Jouets des circonstances, emportés par le flux des événements, perdus dans un monde aux prises avec le mal, les hommes vivaient dans la nuit de l’angoisse et sous la tyrannie de la mort. L’évangile tout à coup jaillit comme le premier rayon de l’aurore.

Et un jour, passant au bord du lac, Jésus reconnaît des jeunes gens qu’il avait connus naguère près de Jean-Baptiste et qui étaient en train de pêcher. Il les appelle :

« Je ferai de vous des pêcheurs d’hommes » : aussitôt, laissant tout, ils suivent Jésus ».

Jésus n’a pas choisi des riches, des intellectuels, des nobles mais des jeunes du peuple. Et il va leur apprendre que la tragédie, c’est que les hommes se noient dans le désespoir, dans les tempêtes des conflits et des injustices. Il faut sauver l’homme.

« Jésus parcourait toute la Galilée, enseignait dans les synagogues, proclamait la Bonne Nouvelle du Royaume, il guérissait des malades »

Les grands de ce monde n’ont rien su de tout cela, les gens ont préféré aller au théâtre ou aux jeux du stade.

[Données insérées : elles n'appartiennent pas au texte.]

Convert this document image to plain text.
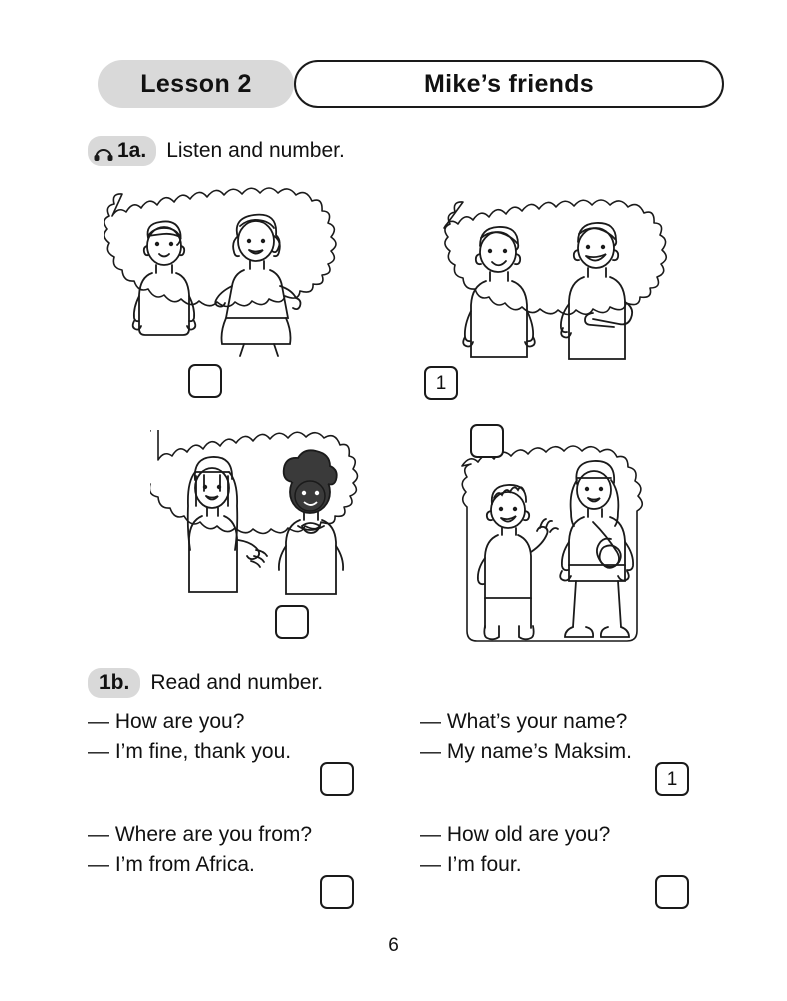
Lesson 2	Mike’s friends
1a. Listen and number.
1
1b. Read and number.
— How are you?
— I’m fine, thank you.
— What’s your name?
— My name’s Maksim.
1
— Where are you from?
— I’m from Africa.
— How old are you?
— I’m four.
6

Mais l’aurore jetait ses premiers feux et la lumière de Jésus allait éclairer le monde entier.

En ce « Dimanche de la Parole de Dieu », il importe beaucoup que nous méditions sur cet évangile.

Dans une société bombardée par les nouvelles, emportée à toute vitesse dans le bling-bling insensé et la course à la possession, à la consommation, à la jouissance, sommes-nous émerveillés par cette Parole de Dieu qui nous apporte Vie et Lumière ?

Sommes-nous ravis d’avoir reçu cette Bonne Nouvelle qui nous sauve de la noyade, qui nous éclaire dans notre nuit, qui nous rassemble dans un monde déchiré ?

Acceptons-nous d’être des baptisés qui ont reçu l’appel et qui sont persuadés de l’urgence de répandre cet Evangile ? « Venez derrière moi » ne signifie pas entrer au séminaire ou au couvent. Mais faire effort de vivre comme Jésus, de suivre ses instructions, et, dans l’ordinaire des rencontres, annoncer l’extraordinaire de la Bonne Nouvelle.

Ce « Dimanche de la Parole » nous révèle que la petite heure de la messe dominicale peut éclairer toutes les heures de la semaine. Que l’Evangile n’est pas une petite histoire que l’on oublie dès que l’on sort. Qu’il doit se garder en mémoire, être médité et réfléchi afin d’en pénétrer l’infinie richesse. « Parle, Seigneur, ton serviteur écoute ».

Le Seigneur, par sa Parole, nous apprend le chemin du bonheur ; par son Pain, cette Parole s’assimile à nous et nous remplit de force pour relever les défis du monde.